Another factor is “just the professionalization of the industry,” she said. The 1970s marked a key turning point in terms of the professionalization of the investment management industry, Ganti said. “As professionals are now competing against professionals, it has become more difficult for active managers to outperform, as investment management is a zero-sum game, with no natural source of outperformance or alpha,” she said.
The third factor, which tends to be underappreciated, is “the positive skewness of equity returns,” Ganti said.
“And what I mean by that is that outperformance tends to come from a few stocks over the long term,” she said.
Consequently, “it really makes the case for a broad-based diversified approach, which indices offer,” Ganti said.

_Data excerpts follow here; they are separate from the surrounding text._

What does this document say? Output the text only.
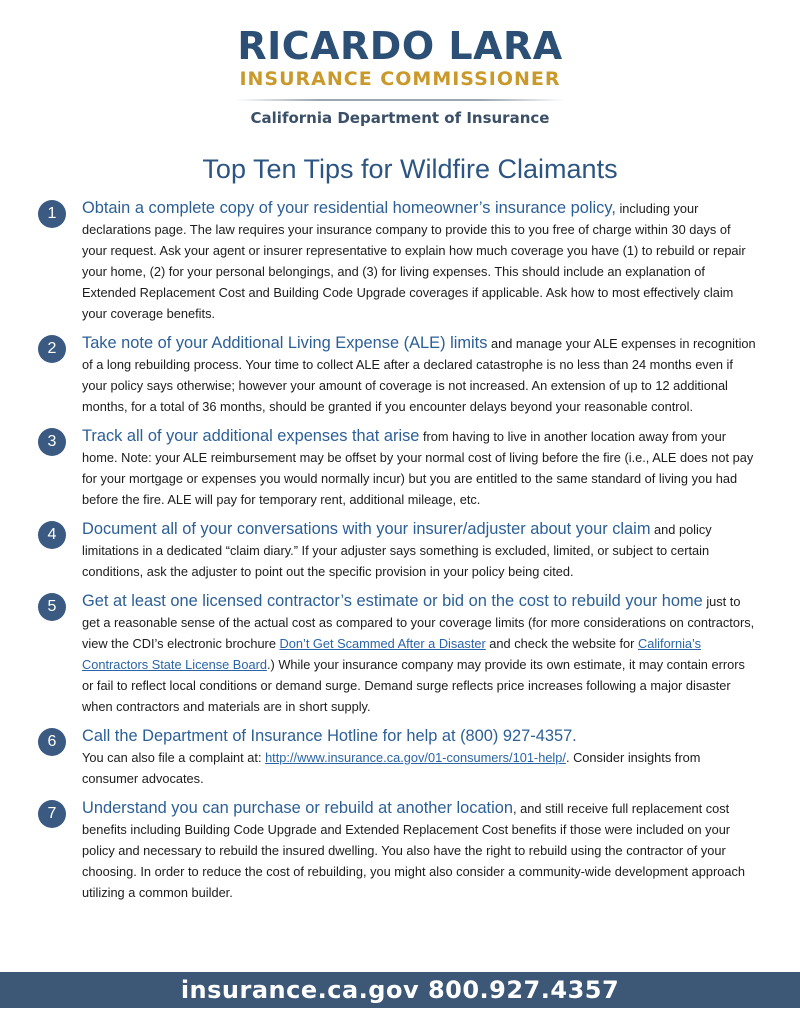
RICARDO LARA
INSURANCE COMMISSIONER
California Department of Insurance
Top Ten Tips for Wildfire Claimants
1	Obtain a complete copy of your residential homeowner’s insurance policy, including your declarations page. The law requires your insurance company to provide this to you free of charge within 30 days of your request. Ask your agent or insurer representative to explain how much coverage you have (1) to rebuild or repair your home, (2) for your personal belongings, and (3) for living expenses. This should include an explanation of Extended Replacement Cost and Building Code Upgrade coverages if applicable. Ask how to most effectively claim your coverage benefits.
2	Take note of your Additional Living Expense (ALE) limits and manage your ALE expenses in recognition of a long rebuilding process. Your time to collect ALE after a declared catastrophe is no less than 24 months even if your policy says otherwise; however your amount of coverage is not increased. An extension of up to 12 additional months, for a total of 36 months, should be granted if you encounter delays beyond your reasonable control.
3	Track all of your additional expenses that arise from having to live in another location away from your home. Note: your ALE reimbursement may be offset by your normal cost of living before the fire (i.e., ALE does not pay for your mortgage or expenses you would normally incur) but you are entitled to the same standard of living you had before the fire. ALE will pay for temporary rent, additional mileage, etc.
4	Document all of your conversations with your insurer/adjuster about your claim and policy limitations in a dedicated “claim diary.” If your adjuster says something is excluded, limited, or subject to certain conditions, ask the adjuster to point out the specific provision in your policy being cited.
5	Get at least one licensed contractor’s estimate or bid on the cost to rebuild your home just to get a reasonable sense of the actual cost as compared to your coverage limits (for more considerations on contractors, view the CDI’s electronic brochure Don’t Get Scammed After a Disaster and check the website for California’s Contractors State License Board.) While your insurance company may provide its own estimate, it may contain errors or fail to reflect local conditions or demand surge. Demand surge reflects price increases following a major disaster when contractors and materials are in short supply.
6	Call the Department of Insurance Hotline for help at (800) 927-4357.
You can also file a complaint at: http://www.insurance.ca.gov/01-consumers/101-help/. Consider insights from consumer advocates.
7	Understand you can purchase or rebuild at another location, and still receive full replacement cost benefits including Building Code Upgrade and Extended Replacement Cost benefits if those were included on your policy and necessary to rebuild the insured dwelling. You also have the right to rebuild using the contractor of your choosing. In order to reduce the cost of rebuilding, you might also consider a community-wide development approach utilizing a common builder.
insurance.ca.gov 800.927.4357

“We tend to see that if active managers are holding a more concentrated portfolio with fewer stocks, then that can hinder them,” she said.
According to S&P Dow Jones Indices’ SPIVA Global Scorecard report for midyear 2024, 57% of all active large-cap U.S. equity managers underperformed the S&P 500 in the first half of this year.
Active management is difficult and consistent outperformance is usually fleeting, according to S&P Dow Jones Indices’ U.S. Persistence Scorecard for year-end 2023. The report showed that of 529 top-quartile funds in the all domestic funds category as of December 2019, not a single one of those active equity funds remained in the top quartile as of December 2023.